Sur les coups de midi, à Sommières, je vois une vendeuse de fruits et légumes, je lui prends sa plus grosse pastèque et la dévore comme un singe affamé ! Qu’est ce que ça fait du bien! Cent mètres plus loin je décide de me poser à l’ombre, je mange le restant du Cantal, de chips et m’allonge 30min pour dormir un peu. Papa m’appelle, ça me réveille. Ugh. Quelques kilomètres plus loin, je vois mon bon vieil Erwan en train de manger et siroter un jus, allongé sur un transat devant un resto. Je m’y arrête pour manger aussi! Le serveur accepte que je prenne un menu enfant, Hallelujah ! enfin quelqu’un acceptait cette demande !! Steak frites avec un coca et une glace en dessert. 

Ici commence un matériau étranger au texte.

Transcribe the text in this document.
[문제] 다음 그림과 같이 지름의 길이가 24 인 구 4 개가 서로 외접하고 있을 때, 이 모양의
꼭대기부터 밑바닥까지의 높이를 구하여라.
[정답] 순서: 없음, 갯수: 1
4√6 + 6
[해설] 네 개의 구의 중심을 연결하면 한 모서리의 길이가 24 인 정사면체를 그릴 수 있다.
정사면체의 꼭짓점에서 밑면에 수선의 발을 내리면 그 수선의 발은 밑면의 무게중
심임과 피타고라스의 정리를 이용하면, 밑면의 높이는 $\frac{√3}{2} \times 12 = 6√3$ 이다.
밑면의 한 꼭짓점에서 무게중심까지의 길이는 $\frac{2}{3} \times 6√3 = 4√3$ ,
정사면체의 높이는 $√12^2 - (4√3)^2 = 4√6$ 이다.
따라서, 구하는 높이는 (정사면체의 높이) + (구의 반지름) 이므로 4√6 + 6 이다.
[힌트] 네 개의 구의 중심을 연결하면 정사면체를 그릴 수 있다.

Et là clairement c’est le meilleur moment de mon aventure. On était en roue libre tous les deux, complètements détendus à profiter du moment. Notre échange était juste lunaire, les discussions n’avaient aucun sens. On rigolait pour aucune raison, comme deux personnes bourrées. C’était extraordinaire ! 

L’après-midi se passe, de nouveau seul car Erwan était reparti plus vite que moi. Je m’arrête dans un cimetière pour y faire une sieste et m’arroser un peu. Ce grand fou d’Hadrien débarque avec sa clique, également pour boire et se rafraîchir. Il remplit plusieurs arrosoirs qu’il déverse sur lui. Excellent ! Je dors une petite heure, je me réveille avec plein de petites plantes qui s’accrochent dans le dos. Je perds bien cinq minutes à tout enlever. A peine 10 km plus loin, je m’arrête de nouveau dans une boutique pour acheter à manger. Je demande à la vendeuse « Est ce que je peux rentrer mon vélo dans le magasin ? » « non ». « ok merci ». J’étais dans une ville, Uzès, à une heure de pointe, vers 18h. J’étais pas rassuré. Mais rien ne s’est passé, heureusement. Je mange quelques tranches de poulet, une bouteille de jus de fruit et c’est reparti. 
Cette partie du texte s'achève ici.